Price-matching is normally a given in many major stores, but some are putting a pause on this practice during the height of the holiday shopping crunch. Several of the big chains are posting their exclusions online, but you have to do a little digging to know price-matching isn’t an option.
“You want to make sure you know that ahead of time and you look around in advance before you actually make your purchase to make sure you're getting the lowest price,” says Kimberly Palmer, with personal finance site Nerdwallet says there are other ways to save.
Through sites such as ‘Camel, Camel, Camel’, which tracks prices on Amazon and sends price drop alerts or, you can use apps that help you bargain shop in actual stores.
She suggests ‘Shop Savvy’. Palmer explains, “With that app you can actually scan the barcodes of items when you're in stores and it will tell you if there's a lower price at another nearby store.”
When you do see a deal, Palmer suggests you take a very close look at the product offered at that low, low price. It may not measure up to what you think you are getting.
“A big concern around the holidays is something we call derivative products. If you have your eye on a specific television, for example, you want to make sure that it's up to the standard that you're expecting, and it's not a cheaper version of what you intended to buy,” Palmer explains.

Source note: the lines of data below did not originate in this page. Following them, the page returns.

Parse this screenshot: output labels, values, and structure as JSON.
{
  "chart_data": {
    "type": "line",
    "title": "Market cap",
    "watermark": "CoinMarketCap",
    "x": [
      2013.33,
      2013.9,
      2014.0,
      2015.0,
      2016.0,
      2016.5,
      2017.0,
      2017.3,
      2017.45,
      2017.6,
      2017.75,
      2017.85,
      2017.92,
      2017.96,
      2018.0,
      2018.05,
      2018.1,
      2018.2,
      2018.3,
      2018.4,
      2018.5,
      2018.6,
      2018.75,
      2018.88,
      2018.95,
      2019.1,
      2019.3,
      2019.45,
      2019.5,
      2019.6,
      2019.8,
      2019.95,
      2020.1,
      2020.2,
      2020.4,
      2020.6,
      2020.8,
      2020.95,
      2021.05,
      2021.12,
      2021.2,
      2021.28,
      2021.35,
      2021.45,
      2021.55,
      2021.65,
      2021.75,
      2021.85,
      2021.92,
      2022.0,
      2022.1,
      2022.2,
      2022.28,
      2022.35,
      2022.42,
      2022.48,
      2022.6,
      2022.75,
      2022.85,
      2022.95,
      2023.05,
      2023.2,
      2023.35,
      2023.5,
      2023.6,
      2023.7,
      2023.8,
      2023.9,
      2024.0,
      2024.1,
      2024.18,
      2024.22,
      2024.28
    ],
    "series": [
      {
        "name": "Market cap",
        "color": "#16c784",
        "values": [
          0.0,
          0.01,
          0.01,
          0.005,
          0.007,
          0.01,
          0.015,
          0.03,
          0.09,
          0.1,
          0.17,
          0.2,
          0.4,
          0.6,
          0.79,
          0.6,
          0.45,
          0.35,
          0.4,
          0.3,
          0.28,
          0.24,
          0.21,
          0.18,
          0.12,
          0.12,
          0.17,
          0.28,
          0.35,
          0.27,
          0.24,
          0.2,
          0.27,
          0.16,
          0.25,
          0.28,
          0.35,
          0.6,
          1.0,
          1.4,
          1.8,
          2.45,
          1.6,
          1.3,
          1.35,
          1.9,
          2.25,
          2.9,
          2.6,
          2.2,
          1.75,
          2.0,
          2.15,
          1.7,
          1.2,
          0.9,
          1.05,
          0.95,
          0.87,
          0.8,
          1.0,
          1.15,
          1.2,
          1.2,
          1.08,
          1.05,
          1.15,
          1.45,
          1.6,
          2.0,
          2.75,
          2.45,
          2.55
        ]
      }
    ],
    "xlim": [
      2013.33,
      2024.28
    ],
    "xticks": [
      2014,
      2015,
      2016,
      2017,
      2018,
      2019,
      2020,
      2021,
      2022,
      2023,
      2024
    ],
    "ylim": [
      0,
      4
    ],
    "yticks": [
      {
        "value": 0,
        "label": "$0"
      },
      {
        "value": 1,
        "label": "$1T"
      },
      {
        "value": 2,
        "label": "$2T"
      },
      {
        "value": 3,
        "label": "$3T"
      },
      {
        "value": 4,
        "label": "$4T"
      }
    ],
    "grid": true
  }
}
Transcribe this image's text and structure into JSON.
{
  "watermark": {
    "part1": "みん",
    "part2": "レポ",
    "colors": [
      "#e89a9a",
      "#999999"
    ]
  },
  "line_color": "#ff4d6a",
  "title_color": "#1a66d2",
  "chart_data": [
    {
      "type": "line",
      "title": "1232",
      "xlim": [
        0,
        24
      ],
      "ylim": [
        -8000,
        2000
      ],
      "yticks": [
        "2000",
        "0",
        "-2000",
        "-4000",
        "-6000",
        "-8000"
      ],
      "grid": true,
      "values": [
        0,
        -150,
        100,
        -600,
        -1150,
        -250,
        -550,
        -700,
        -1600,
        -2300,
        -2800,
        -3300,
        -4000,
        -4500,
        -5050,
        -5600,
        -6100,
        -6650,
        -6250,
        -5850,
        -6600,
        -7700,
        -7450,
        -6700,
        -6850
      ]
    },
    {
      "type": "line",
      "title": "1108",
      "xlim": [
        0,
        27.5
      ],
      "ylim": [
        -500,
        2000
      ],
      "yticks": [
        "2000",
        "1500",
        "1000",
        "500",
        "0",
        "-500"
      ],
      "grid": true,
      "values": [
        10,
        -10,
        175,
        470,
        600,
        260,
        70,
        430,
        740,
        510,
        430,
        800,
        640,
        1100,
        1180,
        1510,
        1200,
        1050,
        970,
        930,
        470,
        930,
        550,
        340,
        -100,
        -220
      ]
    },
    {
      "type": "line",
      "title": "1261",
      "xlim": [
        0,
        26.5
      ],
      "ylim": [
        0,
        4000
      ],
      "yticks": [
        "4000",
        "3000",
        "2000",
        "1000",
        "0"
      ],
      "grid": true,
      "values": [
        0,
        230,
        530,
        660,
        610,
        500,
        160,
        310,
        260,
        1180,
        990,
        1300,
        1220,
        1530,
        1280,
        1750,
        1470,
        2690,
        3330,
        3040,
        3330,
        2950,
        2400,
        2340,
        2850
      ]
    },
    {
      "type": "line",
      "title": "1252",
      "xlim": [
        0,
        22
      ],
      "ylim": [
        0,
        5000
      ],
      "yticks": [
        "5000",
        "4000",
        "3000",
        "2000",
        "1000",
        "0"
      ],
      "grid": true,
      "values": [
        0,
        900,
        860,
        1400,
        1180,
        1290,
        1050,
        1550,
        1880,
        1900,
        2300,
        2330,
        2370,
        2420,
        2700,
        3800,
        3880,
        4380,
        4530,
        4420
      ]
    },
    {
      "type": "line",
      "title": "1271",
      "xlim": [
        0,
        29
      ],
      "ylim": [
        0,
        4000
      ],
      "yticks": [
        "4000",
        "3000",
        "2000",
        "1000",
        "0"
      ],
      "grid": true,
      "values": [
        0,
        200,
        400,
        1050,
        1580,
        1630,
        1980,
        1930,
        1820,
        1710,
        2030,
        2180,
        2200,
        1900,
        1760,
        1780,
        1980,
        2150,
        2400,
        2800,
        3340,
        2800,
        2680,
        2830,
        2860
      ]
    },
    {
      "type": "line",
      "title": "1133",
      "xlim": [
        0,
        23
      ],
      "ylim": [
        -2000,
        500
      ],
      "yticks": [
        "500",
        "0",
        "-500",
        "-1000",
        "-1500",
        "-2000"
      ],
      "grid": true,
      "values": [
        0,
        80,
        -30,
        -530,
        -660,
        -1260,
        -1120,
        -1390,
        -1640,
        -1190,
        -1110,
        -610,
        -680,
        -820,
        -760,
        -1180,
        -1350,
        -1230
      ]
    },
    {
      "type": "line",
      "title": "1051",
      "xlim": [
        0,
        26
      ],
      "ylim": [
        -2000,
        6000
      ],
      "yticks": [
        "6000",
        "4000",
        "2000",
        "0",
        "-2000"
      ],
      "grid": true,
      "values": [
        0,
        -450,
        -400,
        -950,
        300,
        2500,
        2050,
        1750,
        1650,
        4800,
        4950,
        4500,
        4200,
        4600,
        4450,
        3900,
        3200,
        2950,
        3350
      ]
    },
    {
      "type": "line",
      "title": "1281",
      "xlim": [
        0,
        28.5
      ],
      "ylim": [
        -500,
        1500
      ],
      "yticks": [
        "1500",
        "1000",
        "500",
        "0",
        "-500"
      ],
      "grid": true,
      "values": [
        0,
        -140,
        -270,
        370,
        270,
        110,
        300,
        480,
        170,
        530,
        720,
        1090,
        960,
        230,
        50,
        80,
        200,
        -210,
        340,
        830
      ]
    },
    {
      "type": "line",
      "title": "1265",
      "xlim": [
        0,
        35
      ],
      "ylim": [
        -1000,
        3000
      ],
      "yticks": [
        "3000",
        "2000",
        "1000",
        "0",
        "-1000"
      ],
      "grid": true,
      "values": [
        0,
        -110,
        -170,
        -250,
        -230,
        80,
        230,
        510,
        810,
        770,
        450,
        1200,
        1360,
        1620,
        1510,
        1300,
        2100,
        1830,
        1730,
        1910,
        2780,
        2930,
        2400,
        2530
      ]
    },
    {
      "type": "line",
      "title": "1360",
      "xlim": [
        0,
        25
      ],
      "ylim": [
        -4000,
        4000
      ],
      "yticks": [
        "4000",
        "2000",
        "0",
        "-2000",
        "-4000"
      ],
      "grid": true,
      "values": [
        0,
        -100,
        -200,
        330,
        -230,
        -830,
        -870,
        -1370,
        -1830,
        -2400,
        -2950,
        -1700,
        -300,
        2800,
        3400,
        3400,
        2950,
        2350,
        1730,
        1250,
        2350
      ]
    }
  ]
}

And if you get home and have a problem with what you bought, don’t feel like you have to march back into the store for customer service, or sit on hold for an eternity. These days, you can tweet or text them!
Palmer says, “Texting is a really good option when you want to complain to a retailer. Ask for a refund. Anything, any reason, you want to reach out… consider text messaging.”
If you tweet, remember not to post private information like an account number, because your tweets are public, unless you’re direct messaging.
Another thing to be careful about—shipping alerts.
“Fraudsters will imitate what looks like a shipping notification to entice you to click on it. But it's actually sending you to a fraudulent site. It's going to try to collect your personal information, maybe even your credit card, your bank account information,” Palmer explains.
Look at the sender’s email address to be sure it’s actually from the company.
One final tip from Palmer has to do with rebates. She explains, “Rebates can seem really appealing when you're in a store. It seems like you'll automatically get 100 dollars off your purchase, for example. But the tricky thing with rebates is that it often takes a lot of time to actually get that money back in the mail.”